There are two types of crossbites. In both, single teeth can be affected or groups of teeth. A posterior crossbite is when the back teeth at the top sit inside the bottom teeth. Anterior is when the front teeth at the top sit inside the bottom teeth.
What Causes a Crossbite?
The development of a crossbite is often hereditary and is the result of a narrower upper jaw or a fuller lower jaw. If a parent has a crossbite due to jaw size, it’s not unusual for a child to develop a crossbite. Unlike an underbite, a crossbite isn’t due to the lower jaw jutting forward.
Other factors, especially childhood behaviors, can come in to play and cause a crossbite to develop even when the jaw size is standard at birth.

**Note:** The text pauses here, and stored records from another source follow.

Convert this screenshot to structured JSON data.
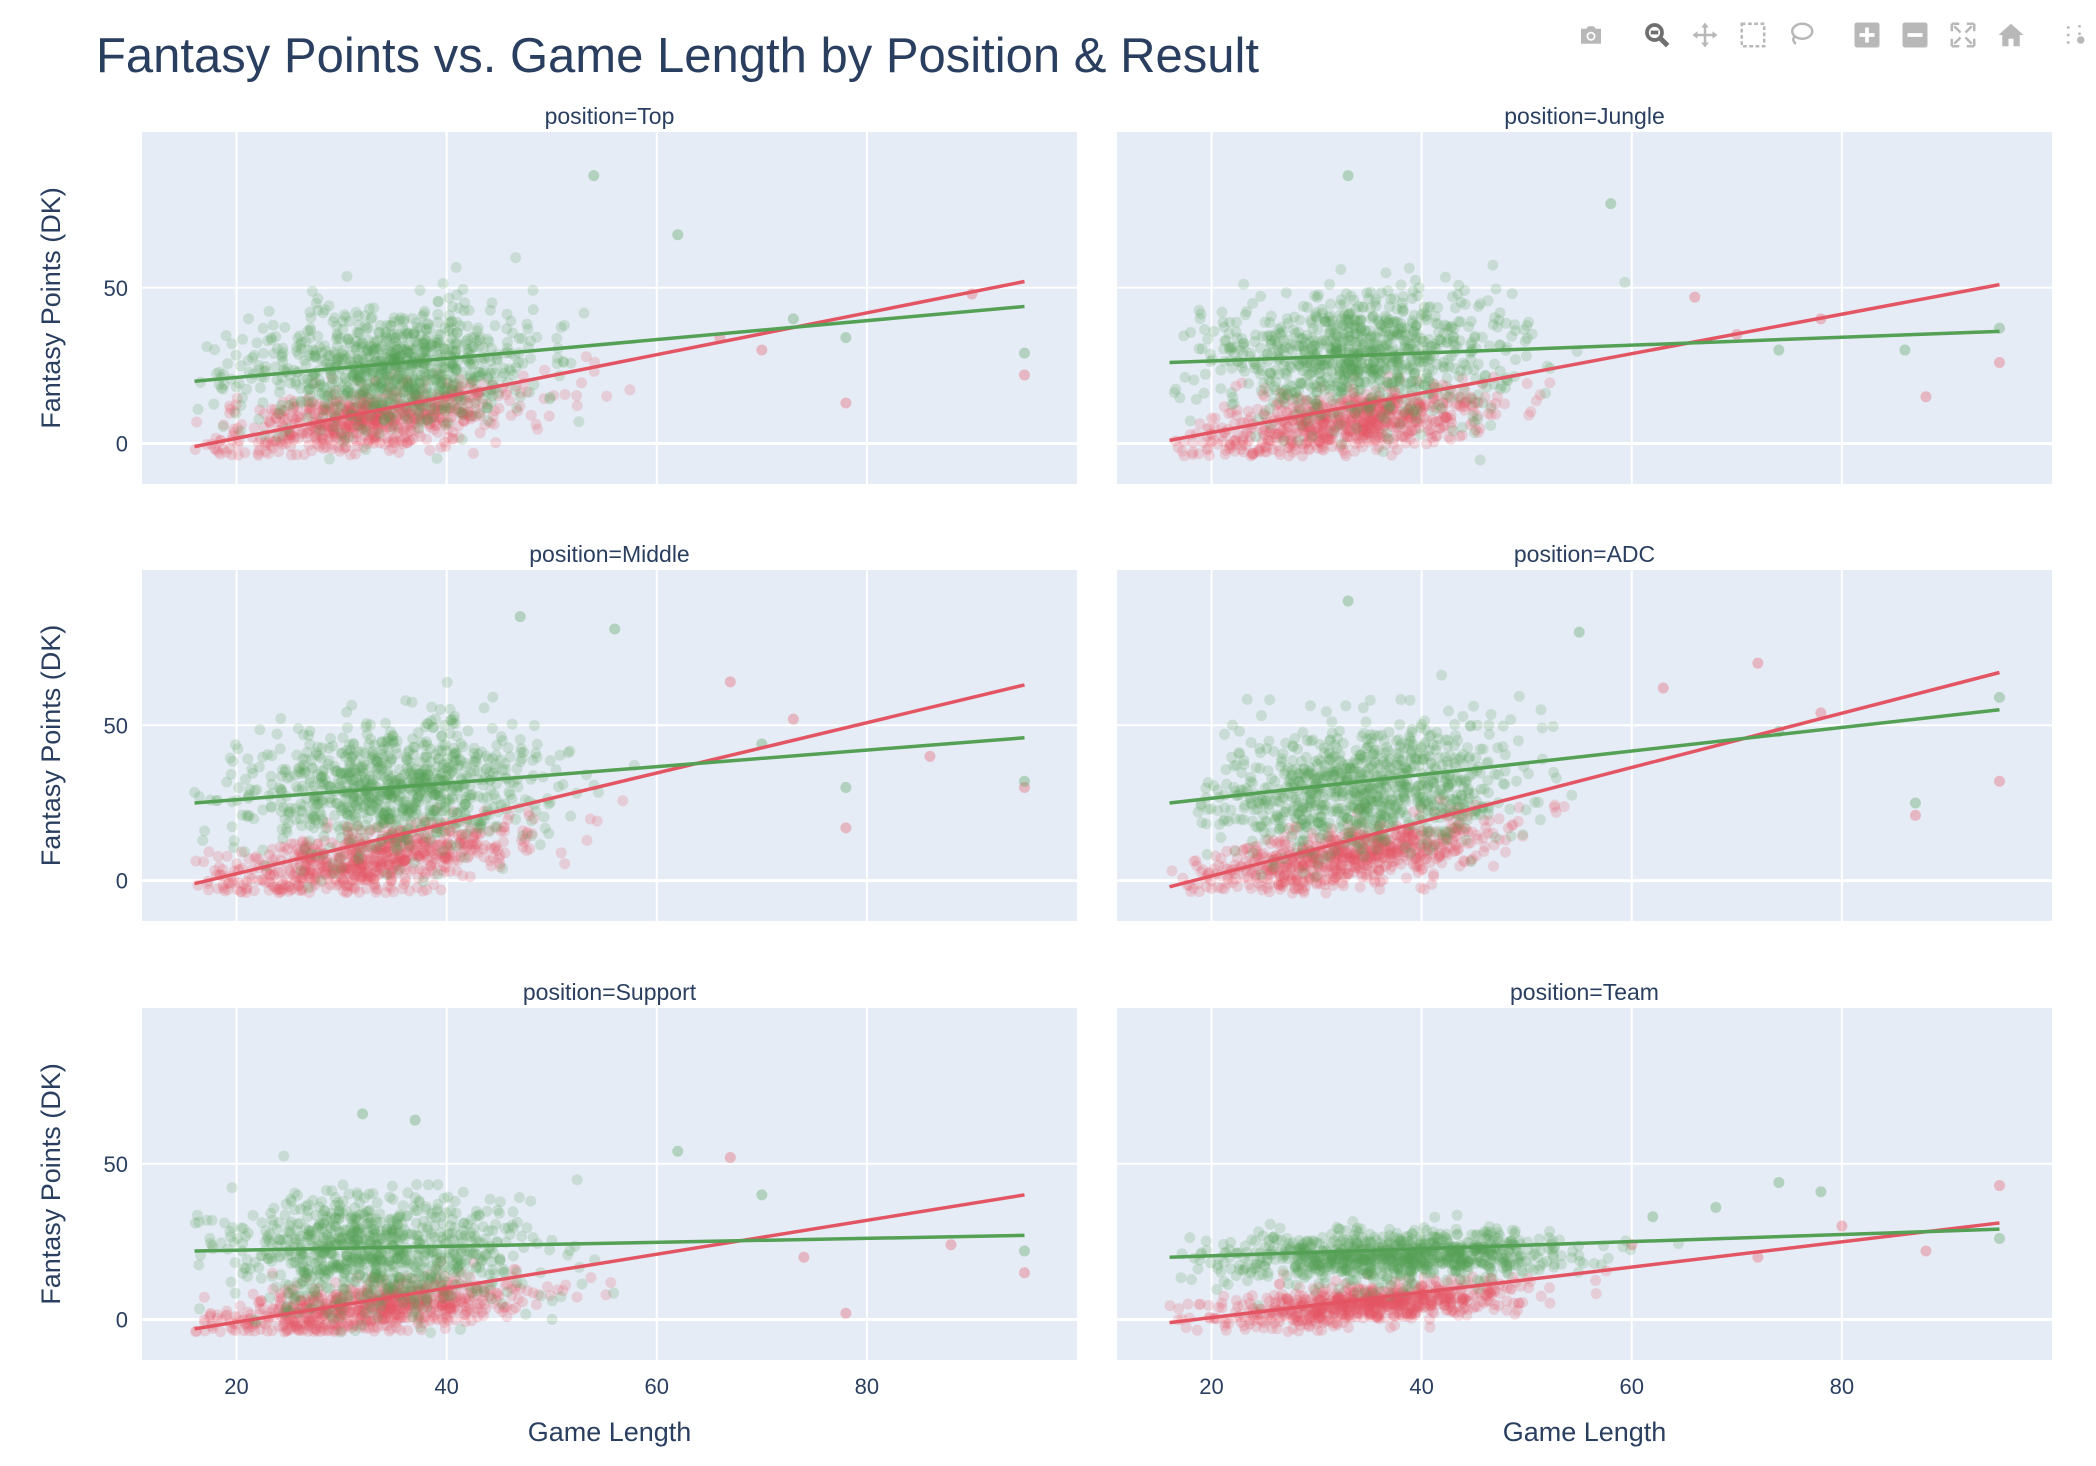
{
  "chart_data": {
    "type": "scatter",
    "title": "Fantasy Points vs. Game Length by Position & Result",
    "xlabel": "Game Length",
    "ylabel": "Fantasy Points (DK)",
    "xlim": [
      11,
      100
    ],
    "ylim": [
      -13,
      100
    ],
    "x_ticks": [
      20,
      40,
      60,
      80
    ],
    "y_ticks": [
      0,
      50
    ],
    "grid": true,
    "series_colors": {
      "loss": "#e45563",
      "win": "#54a055"
    },
    "facets": [
      {
        "title": "position=Top",
        "win": {
          "trend": [
            [
              16,
              20
            ],
            [
              95,
              44
            ]
          ],
          "center": [
            35,
            25
          ],
          "spread": [
            7,
            9.5
          ],
          "outliers": [
            [
              54,
              86
            ],
            [
              62,
              67
            ],
            [
              73,
              40
            ],
            [
              95,
              29
            ],
            [
              78,
              34
            ]
          ]
        },
        "loss": {
          "trend": [
            [
              16,
              -1
            ],
            [
              95,
              52
            ]
          ],
          "center": [
            33,
            8
          ],
          "spread": [
            7,
            5
          ],
          "outliers": [
            [
              78,
              13
            ],
            [
              95,
              22
            ],
            [
              70,
              30
            ],
            [
              66,
              34
            ],
            [
              90,
              48
            ]
          ]
        }
      },
      {
        "title": "position=Jungle",
        "win": {
          "trend": [
            [
              16,
              26
            ],
            [
              95,
              36
            ]
          ],
          "center": [
            34,
            28
          ],
          "spread": [
            7,
            10
          ],
          "outliers": [
            [
              33,
              86
            ],
            [
              58,
              77
            ],
            [
              95,
              37
            ],
            [
              74,
              30
            ],
            [
              86,
              30
            ]
          ]
        },
        "loss": {
          "trend": [
            [
              16,
              1
            ],
            [
              95,
              51
            ]
          ],
          "center": [
            33,
            7
          ],
          "spread": [
            7,
            5
          ],
          "outliers": [
            [
              95,
              26
            ],
            [
              88,
              15
            ],
            [
              66,
              47
            ],
            [
              70,
              35
            ],
            [
              78,
              40
            ]
          ]
        }
      },
      {
        "title": "position=Middle",
        "win": {
          "trend": [
            [
              16,
              25
            ],
            [
              95,
              46
            ]
          ],
          "center": [
            35,
            30
          ],
          "spread": [
            7,
            10
          ],
          "outliers": [
            [
              47,
              85
            ],
            [
              56,
              81
            ],
            [
              78,
              30
            ],
            [
              95,
              32
            ],
            [
              70,
              44
            ]
          ]
        },
        "loss": {
          "trend": [
            [
              16,
              -1
            ],
            [
              95,
              63
            ]
          ],
          "center": [
            33,
            7
          ],
          "spread": [
            7,
            5
          ],
          "outliers": [
            [
              78,
              17
            ],
            [
              95,
              30
            ],
            [
              73,
              52
            ],
            [
              67,
              64
            ],
            [
              86,
              40
            ]
          ]
        }
      },
      {
        "title": "position=ADC",
        "win": {
          "trend": [
            [
              16,
              25
            ],
            [
              95,
              55
            ]
          ],
          "center": [
            35,
            30
          ],
          "spread": [
            7,
            10
          ],
          "outliers": [
            [
              33,
              90
            ],
            [
              55,
              80
            ],
            [
              87,
              25
            ],
            [
              95,
              59
            ],
            [
              74,
              48
            ]
          ]
        },
        "loss": {
          "trend": [
            [
              16,
              -2
            ],
            [
              95,
              67
            ]
          ],
          "center": [
            33,
            8
          ],
          "spread": [
            7,
            5
          ],
          "outliers": [
            [
              95,
              32
            ],
            [
              87,
              21
            ],
            [
              72,
              70
            ],
            [
              78,
              54
            ],
            [
              63,
              62
            ]
          ]
        }
      },
      {
        "title": "position=Support",
        "win": {
          "trend": [
            [
              16,
              22
            ],
            [
              95,
              27
            ]
          ],
          "center": [
            33,
            22
          ],
          "spread": [
            7,
            9
          ],
          "outliers": [
            [
              32,
              66
            ],
            [
              37,
              64
            ],
            [
              62,
              54
            ],
            [
              95,
              22
            ],
            [
              70,
              40
            ]
          ]
        },
        "loss": {
          "trend": [
            [
              16,
              -3
            ],
            [
              95,
              40
            ]
          ],
          "center": [
            33,
            4
          ],
          "spread": [
            7,
            4
          ],
          "outliers": [
            [
              78,
              2
            ],
            [
              95,
              15
            ],
            [
              67,
              52
            ],
            [
              74,
              20
            ],
            [
              88,
              24
            ]
          ]
        }
      },
      {
        "title": "position=Team",
        "win": {
          "trend": [
            [
              16,
              20
            ],
            [
              95,
              29
            ]
          ],
          "center": [
            37,
            20
          ],
          "spread": [
            8,
            4
          ],
          "outliers": [
            [
              74,
              44
            ],
            [
              78,
              41
            ],
            [
              95,
              26
            ],
            [
              68,
              36
            ],
            [
              62,
              33
            ]
          ]
        },
        "loss": {
          "trend": [
            [
              16,
              -1
            ],
            [
              95,
              31
            ]
          ],
          "center": [
            35,
            5
          ],
          "spread": [
            7,
            3
          ],
          "outliers": [
            [
              95,
              43
            ],
            [
              88,
              22
            ],
            [
              72,
              20
            ],
            [
              80,
              30
            ],
            [
              60,
              24
            ]
          ]
        }
      }
    ]
  },
  "modebar": {
    "buttons": [
      "camera-icon",
      "zoom-icon",
      "pan-icon",
      "box-select-icon",
      "lasso-select-icon",
      "zoom-in-icon",
      "zoom-out-icon",
      "autoscale-icon",
      "reset-axes-icon",
      "spike-lines-icon"
    ],
    "active": "zoom-icon"
  }
}
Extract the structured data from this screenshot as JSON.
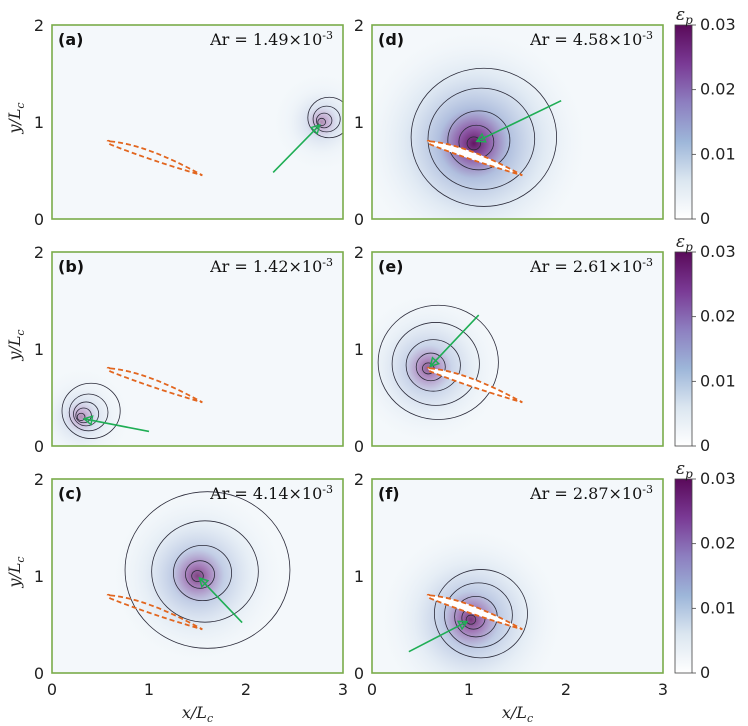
{
  "chart_data": {
    "type": "heatmap",
    "colorbar": {
      "label_main": "ε",
      "label_sub": "p",
      "range": [
        0,
        0.03
      ],
      "ticks": [
        "0",
        "0.01",
        "0.02",
        "0.03"
      ],
      "colormap": [
        "#ffffff",
        "#dbe6f0",
        "#9db6d9",
        "#8d7fc0",
        "#7a3a95",
        "#5a0a5a"
      ]
    },
    "xlabel_main": "x/L",
    "xlabel_sub": "c",
    "ylabel_main": "y/L",
    "ylabel_sub": "c",
    "xlim": [
      0,
      3
    ],
    "ylim": [
      0,
      2
    ],
    "xticks": [
      "0",
      "1",
      "2",
      "3"
    ],
    "yticks": [
      "0",
      "1",
      "2"
    ],
    "frame_color": "#7aac4a",
    "airfoil_color": "#e2661f",
    "arrow_color": "#1fae55",
    "panels": [
      {
        "label": "(a)",
        "ar_prefix": "Ar = 1.49×10",
        "ar_exp": "-3",
        "vortex": [
          2.78,
          1.0
        ],
        "strength": 0.12,
        "airfoil": [
          [
            0.6,
            0.8
          ],
          [
            1.55,
            0.45
          ]
        ],
        "arrow": [
          [
            2.28,
            0.48
          ],
          [
            2.76,
            0.97
          ]
        ],
        "contour_radii": [
          0.04,
          0.08,
          0.14,
          0.22
        ]
      },
      {
        "label": "(b)",
        "ar_prefix": "Ar = 1.42×10",
        "ar_exp": "-3",
        "vortex": [
          0.3,
          0.3
        ],
        "strength": 0.12,
        "airfoil": [
          [
            0.6,
            0.8
          ],
          [
            1.55,
            0.45
          ]
        ],
        "arrow": [
          [
            1.0,
            0.15
          ],
          [
            0.33,
            0.28
          ]
        ],
        "contour_radii": [
          0.04,
          0.08,
          0.13,
          0.2,
          0.3
        ]
      },
      {
        "label": "(c)",
        "ar_prefix": "Ar = 4.14×10",
        "ar_exp": "-3",
        "vortex": [
          1.5,
          1.0
        ],
        "strength": 0.45,
        "airfoil": [
          [
            0.6,
            0.8
          ],
          [
            1.55,
            0.45
          ]
        ],
        "arrow": [
          [
            1.96,
            0.52
          ],
          [
            1.52,
            0.98
          ]
        ],
        "contour_radii": [
          0.06,
          0.15,
          0.3,
          0.55,
          0.85
        ]
      },
      {
        "label": "(d)",
        "ar_prefix": "Ar = 4.58×10",
        "ar_exp": "-3",
        "vortex": [
          1.05,
          0.78
        ],
        "strength": 0.7,
        "airfoil": [
          [
            0.6,
            0.8
          ],
          [
            1.55,
            0.45
          ]
        ],
        "arrow": [
          [
            1.95,
            1.22
          ],
          [
            1.08,
            0.8
          ]
        ],
        "contour_radii": [
          0.07,
          0.18,
          0.32,
          0.55,
          0.75
        ]
      },
      {
        "label": "(e)",
        "ar_prefix": "Ar = 2.61×10",
        "ar_exp": "-3",
        "vortex": [
          0.58,
          0.8
        ],
        "strength": 0.35,
        "airfoil": [
          [
            0.6,
            0.8
          ],
          [
            1.55,
            0.45
          ]
        ],
        "arrow": [
          [
            1.1,
            1.35
          ],
          [
            0.6,
            0.82
          ]
        ],
        "contour_radii": [
          0.06,
          0.15,
          0.28,
          0.45,
          0.62
        ]
      },
      {
        "label": "(f)",
        "ar_prefix": "Ar = 2.87×10",
        "ar_exp": "-3",
        "vortex": [
          1.02,
          0.55
        ],
        "strength": 0.5,
        "airfoil": [
          [
            0.6,
            0.8
          ],
          [
            1.55,
            0.45
          ]
        ],
        "arrow": [
          [
            0.38,
            0.22
          ],
          [
            0.98,
            0.53
          ]
        ],
        "contour_radii": [
          0.05,
          0.12,
          0.22,
          0.35,
          0.48
        ]
      }
    ]
  }
}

A delayed loss of baby teeth can cause misalignment of the teeth. Baby teeth usually fall out just before the adult tooth underneath is ready to erupt.
However, if baby teeth don’t fall out when they should, permanent teeth can grow in at an abnormal position as they try to push past the baby teeth. When this happens, the baby teeth can be extracted, but the permanent teeth may need orthodontic treatment to realign them.
There are other factors to consider that can lead to a crossbite. Aggressive thumb-sucking and prolonged use of pacifiers or bottles can put pressure on the teeth and pull them out of their normal position. Long-term mouth breathing, especially while sleeping at night, can also contribute to a malocclusion.
The best and easiest time to treat a crossbite is during childhood and adolescence. During this time, the bones in the jaw are still a bit more malleable while they’re still developing. If you catch a crossbite early enough, you can widen the upper jaw before permanent teeth come in.
Devices such as palatal and maxillary expanders can gradually widen the jaw over time and can be very useful in treating a crossbite before it gets worse.
The jaw and teeth have fully developed by adulthood, but adults still can, and should, seek treatment as well. Treatment options can be more limited for adults, but it’s still possible.
Braces can be useful for most mild cases of a crossbite. Braces have come a long way, and there are different options based on the severity of your situation and your preferences.
If braces alone aren’t enough, there are options for palate expansion for adults as well. Removable expanders work very well for mild cases. For more severe cases, options include rapid palatal expanders and surgically assisted palatal expansion.
If not corrected, a crossbite can cause problems such as gum disease, tooth decay, severe headaches, jaw muscle strain, and an asymmetrical face. So, it’s best to seek treatment as soon as possible.